Occorre dare spazio a elementi nuovi, alla sorpresa, all’imprevedibile. Sono prioritari
l’atteggiamento di ascolto, la pazienza, l’attesa, anche il silenzio. Se questi in partenza non
producono grandi effetti bisogna sapersi accontentare e continuare a stimolare: all’inizio le storie
saranno di 6-7 secondi, poi di 10, via via si amplieranno in durata e varietà di situazioni.
La didattica e la storia narrata o letta costituiscono un matrimonio che facilmente può trasformarsi
in un divorzio. Se la storia è finalizzata a un apprendimento tecnico viene facilmente uccisa. Molte
buone storie vengono sprecate perché vengono utilizzate per far leggere o per esercitare,
sintetizzare, riassumere, fare prove di comprensione. Invece per produrre interesse e piacere ci
vuole ascolto, attenzione, dimostrare e suscitare passione. È un mestiere e un’arte, non a caso ha
radici profonde e antiche, sapienziali.
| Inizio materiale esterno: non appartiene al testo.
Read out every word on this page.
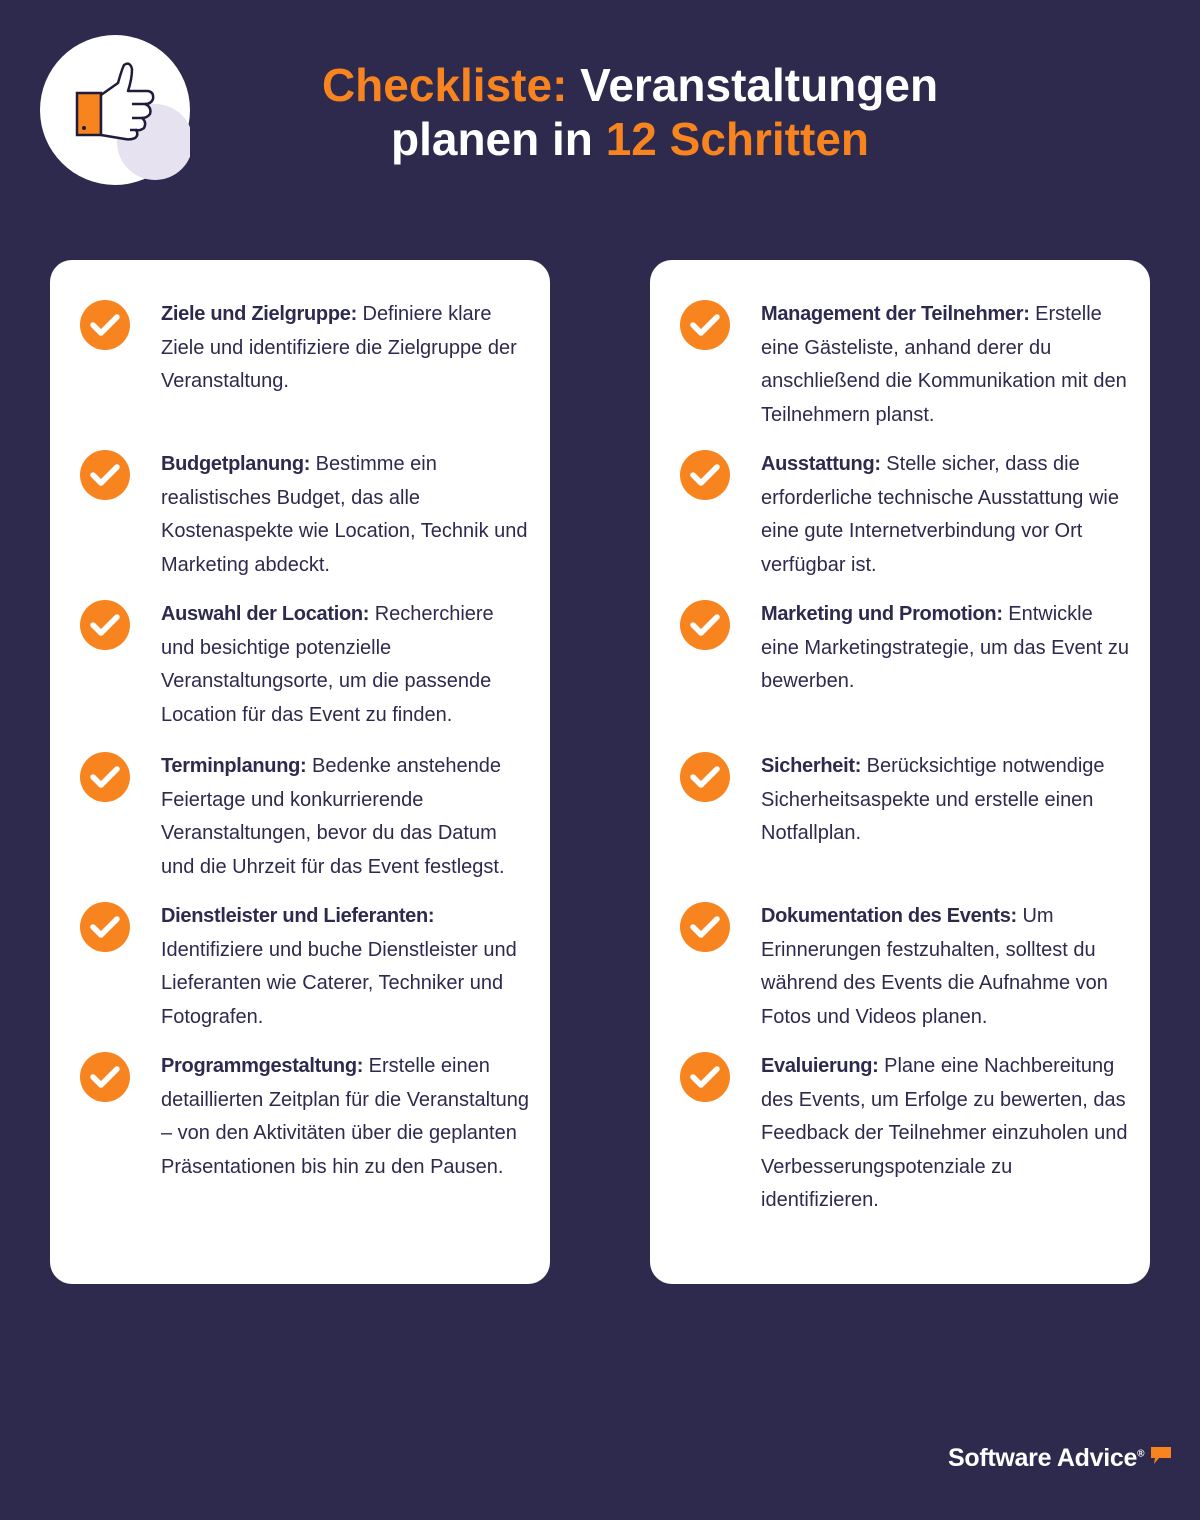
Checkliste: Veranstaltungen
planen in 12 Schritten
Ziele und Zielgruppe: Definiere klare Ziele und identifiziere die Zielgruppe der Veranstaltung.
Budgetplanung: Bestimme ein realistisches Budget, das alle Kostenaspekte wie Location, Technik und Marketing abdeckt.
Auswahl der Location: Recherchiere und besichtige potenzielle Veranstaltungsorte, um die passende Location für das Event zu finden.
Terminplanung: Bedenke anstehende Feiertage und konkurrierende Veranstaltungen, bevor du das Datum und die Uhrzeit für das Event festlegst.
Dienstleister und Lieferanten: Identifiziere und buche Dienstleister und Lieferanten wie Caterer, Techniker und Fotografen.
Programmgestaltung: Erstelle einen detaillierten Zeitplan für die Veranstaltung – von den Aktivitäten über die geplanten Präsentationen bis hin zu den Pausen.
Management der Teilnehmer: Erstelle eine Gästeliste, anhand derer du anschließend die Kommunikation mit den Teilnehmern planst.
Ausstattung: Stelle sicher, dass die erforderliche technische Ausstattung wie eine gute Internetverbindung vor Ort verfügbar ist.
Marketing und Promotion: Entwickle eine Marketingstrategie, um das Event zu bewerben.
Sicherheit: Berücksichtige notwendige Sicherheitsaspekte und erstelle einen Notfallplan.
Dokumentation des Events: Um Erinnerungen festzuhalten, solltest du während des Events die Aufnahme von Fotos und Videos planen.
Evaluierung: Plane eine Nachbereitung des Events, um Erfolge zu bewerten, das Feedback der Teilnehmer einzuholen und Verbesserungspotenziale zu identifizieren.
Software Advice®
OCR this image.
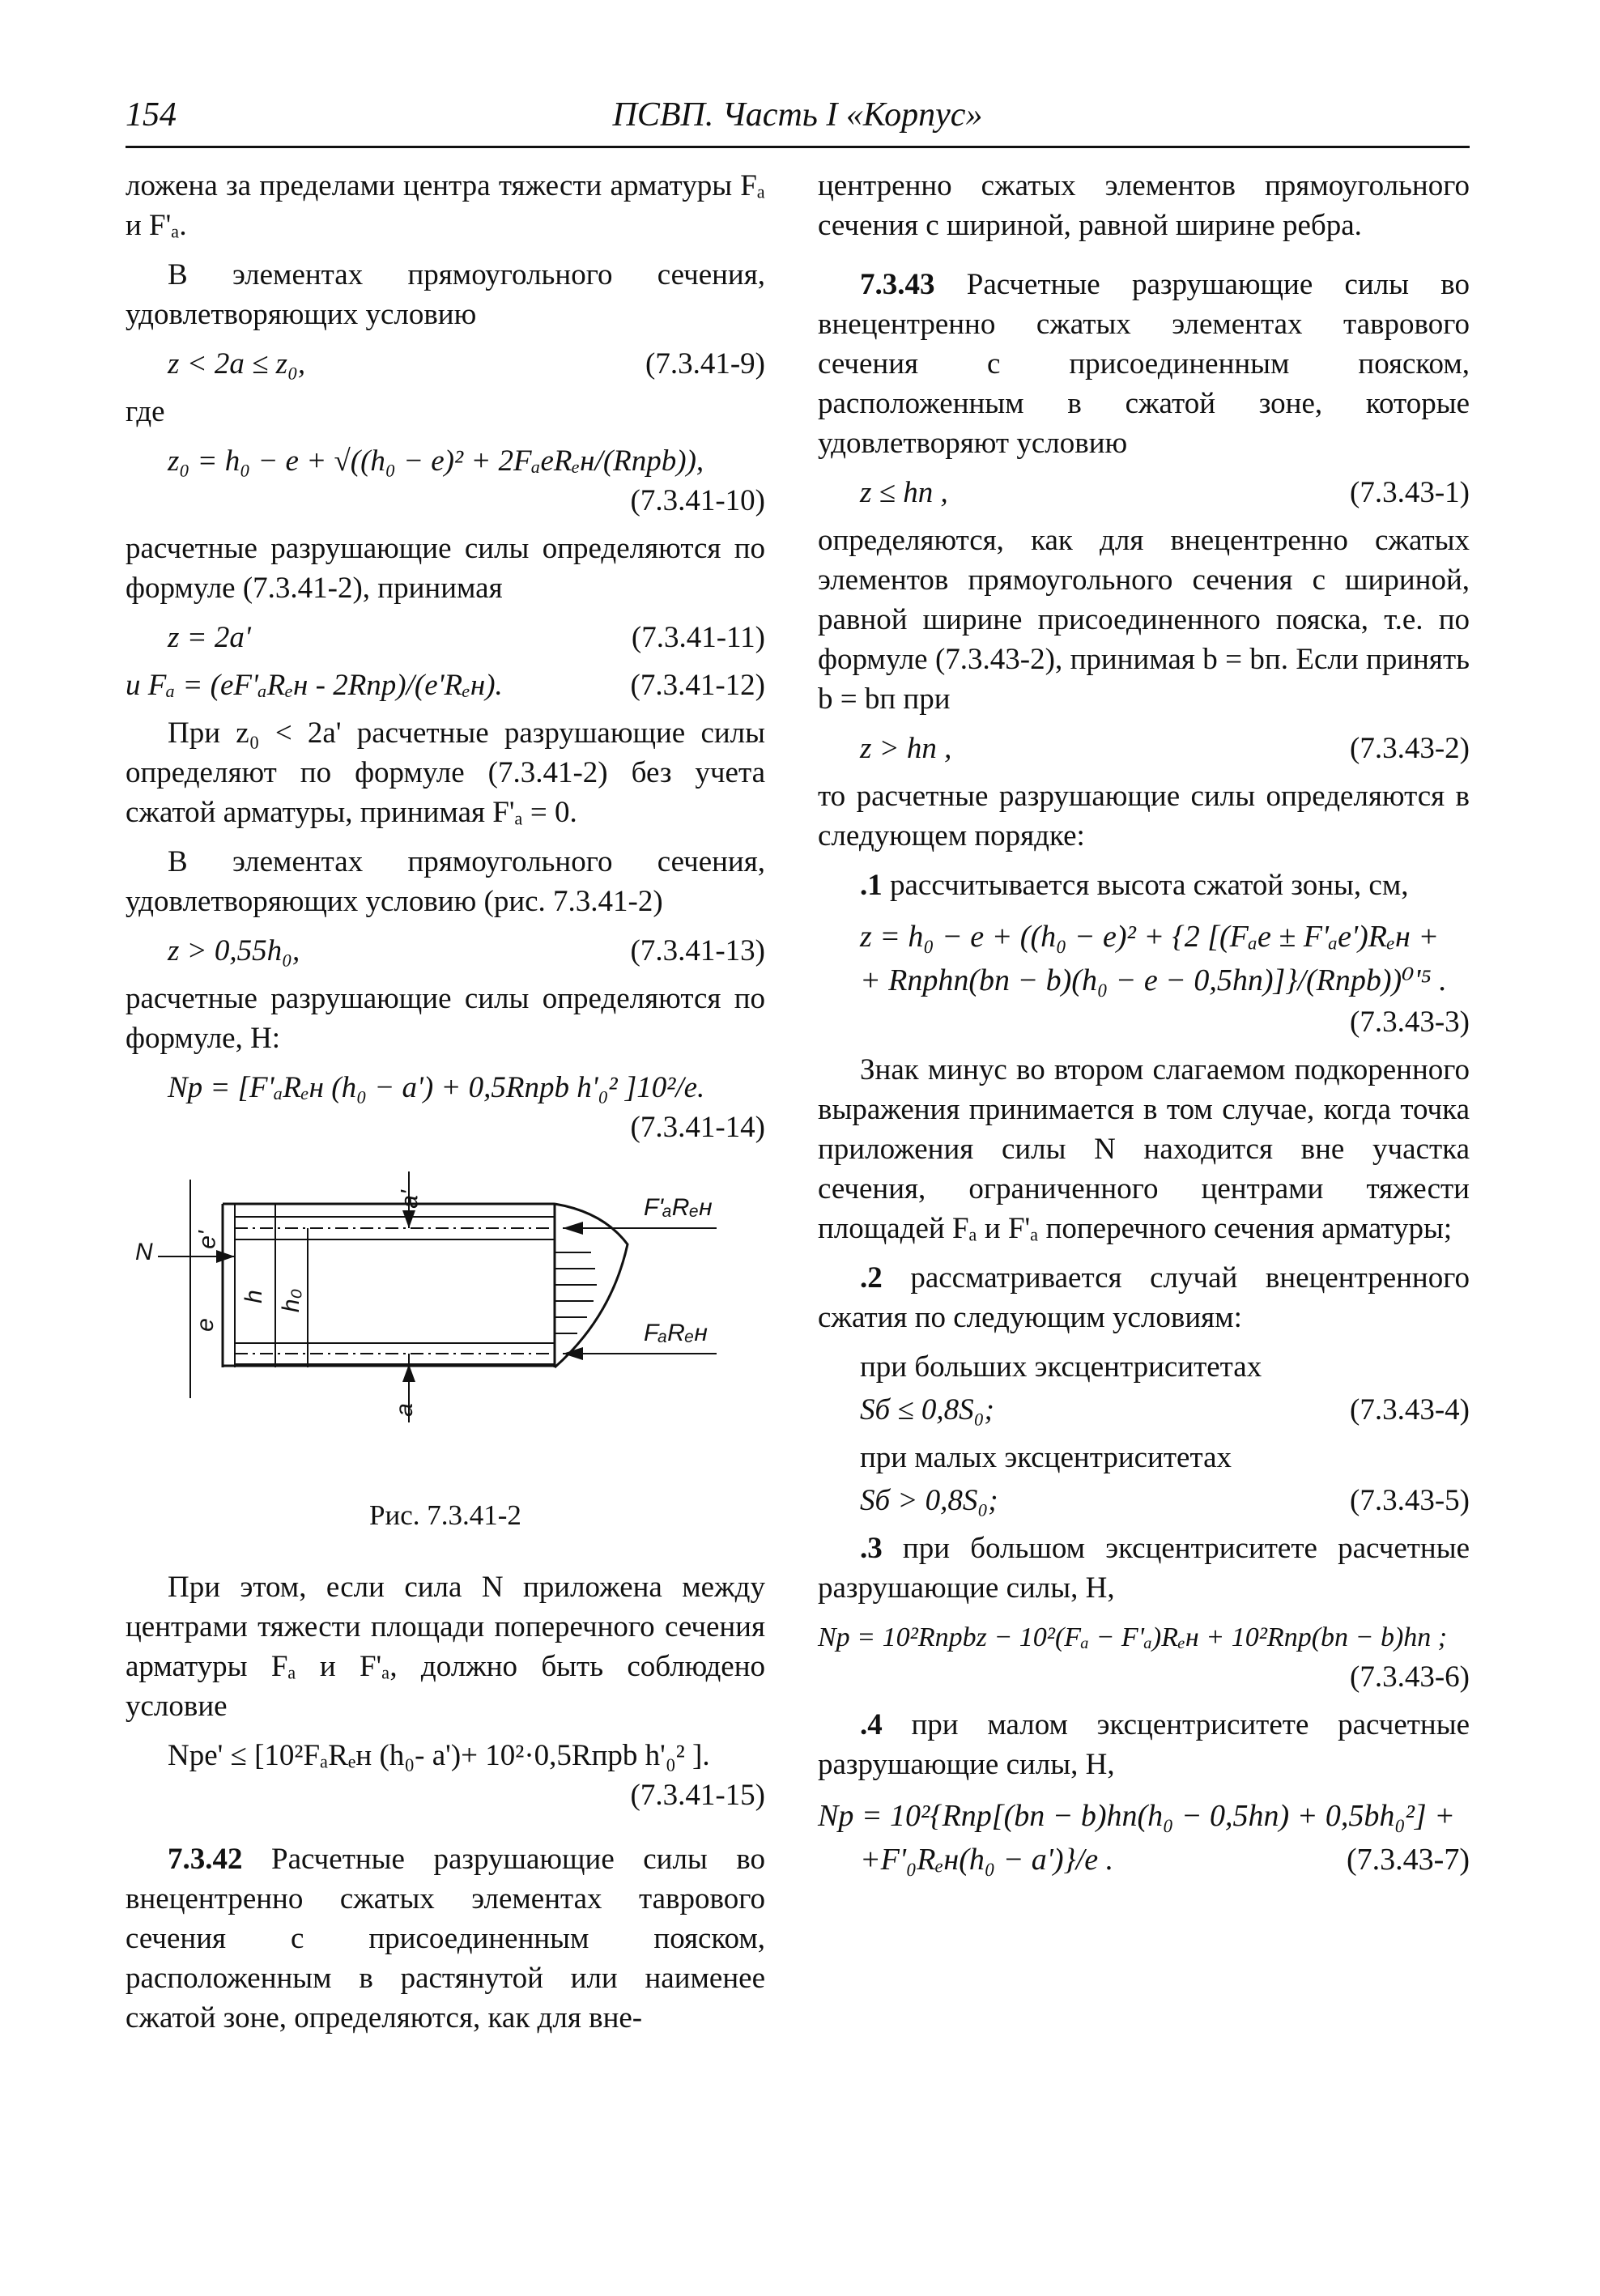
154	ПСВП. Часть I «Корпус»

ложена за пределами центра тяжести арматуры Fₐ и F'ₐ.

В элементах прямоугольного сечения, удовлетворяющих условию

z < 2a ≤ z₀,	(7.3.41-9)

где

z₀ = h₀ − e + √((h₀ − e)² + 2FₐeRₑн/(Rпрb)),
(7.3.41-10)

расчетные разрушающие силы определяются по формуле (7.3.41-2), принимая

z = 2a'	(7.3.41-11)
и Fₐ = (eF'ₐRₑн - 2Rпр)/(e'Rₑн).	(7.3.41-12)

При z₀ < 2a' расчетные разрушающие силы определяют по формуле (7.3.41-2) без учета сжатой арматуры, принимая F'ₐ = 0.

В элементах прямоугольного сечения, удовлетворяющих условию (рис. 7.3.41-2)

z > 0,55h₀,	(7.3.41-13)

расчетные разрушающие силы определяются по формуле, Н:

Nр = [F'ₐRₑн (h₀ − a') + 0,5Rпрb h'₀² ]10²/e.
(7.3.41-14)
a'
e'
N
e
h h₀
a
F'ₐRₑн
FₐRₑн
Рис. 7.3.41-2

При этом, если сила N приложена между центрами тяжести площади поперечного сечения арматуры Fₐ и F'ₐ, должно быть соблюдено условие

Nрe' ≤ [10²FₐRₑн (h₀- a')+ 10²·0,5Rпрb h'₀² ].
(7.3.41-15)

7.3.42 Расчетные разрушающие силы во внецентренно сжатых элементах таврового сечения с присоединенным пояском, расположенным в растянутой или наименее сжатой зоне, определяются, как для вне-

центренно сжатых элементов прямоугольного сечения с шириной, равной ширине ребра.

7.3.43 Расчетные разрушающие силы во внецентренно сжатых элементах таврового сечения с присоединенным пояском, расположенным в сжатой зоне, которые удовлетворяют условию

z ≤ hп ,	(7.3.43-1)

определяются, как для внецентренно сжатых элементов прямоугольного сечения с шириной, равной ширине присоединенного пояска, т.е. по формуле (7.3.43-2), принимая b = bп. Если принять b = bп при

z > hп ,	(7.3.43-2)

то расчетные разрушающие силы определяются в следующем порядке:

.1 рассчитывается высота сжатой зоны, см,

z = h₀ − e + ((h₀ − e)² + {2 [(Fₐe ± F'ₐe')Rₑн +
+ Rпрhп(bп − b)(h₀ − e − 0,5hп)]}/(Rпрb))⁰'⁵ .
(7.3.43-3)

Знак минус во втором слагаемом подкоренного выражения принимается в том случае, когда точка приложения силы N находится вне участка сечения, ограниченного центрами тяжести площадей Fₐ и F'ₐ поперечного сечения арматуры;

.2 рассматривается случай внецентренного сжатия по следующим условиям:

при больших эксцентриситетах

Sб ≤ 0,8S₀;	(7.3.43-4)

при малых эксцентриситетах

Sб > 0,8S₀;	(7.3.43-5)

.3 при большом эксцентриситете расчетные разрушающие силы, Н,

Nр = 10²Rпрbz − 10²(Fₐ − F'ₐ)Rₑн + 10²Rпр(bп − b)hп ;
(7.3.43-6)

.4 при малом эксцентриситете расчетные разрушающие силы, Н,

Nр = 10²{Rпр[(bп − b)hп(h₀ − 0,5hп) + 0,5bh₀²] +
+F'₀Rₑн(h₀ − a')}/e .	(7.3.43-7)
La scuola purtroppo è ossessionata da quello che vuole
ottenere, così da raggiungere il risultato di vanificare e sterilizzare gli strumenti che impiega.
È un progetto di scuola che deve vedere parallelamente un’alleanza con le famiglie.
Auspico la costituzione di movimenti di genitori che raccomandino come urgenza la necessità di un
avvicinamento ai bambini, oggi ipernutriti in tutti i sensi ma non considerati interlocutori attendibili.
I bambini sono oggetto di una preconizzazione e uno snaturamento, mentre hanno bisogno di cura
della relazione e di stimoli (non risposte) alla creatività, di un avvicinamento profondo contro
l’attuale, sottile istituzionalizzazione della disumanizzazione (potremmo dire “deinfantilizzazione”?).
Ci pare di poter concludere con le belle parole che Vinicio Ongini, nella prefazione al libro di
Teresa rivolge al “signor ministro della pubblica istruzione”:
Se fossi il ministro della pubblica istruzione, anzi il signor ministro, chiederei alla
commissione di esperti di mettere nei nuovi programmi (le famose Indicazioni per
la scuola), l’obiettivo prioritario che si pone Teresa Flores in questo libro:
“insegnare agli alunni e alle alunne a raccontare storie”.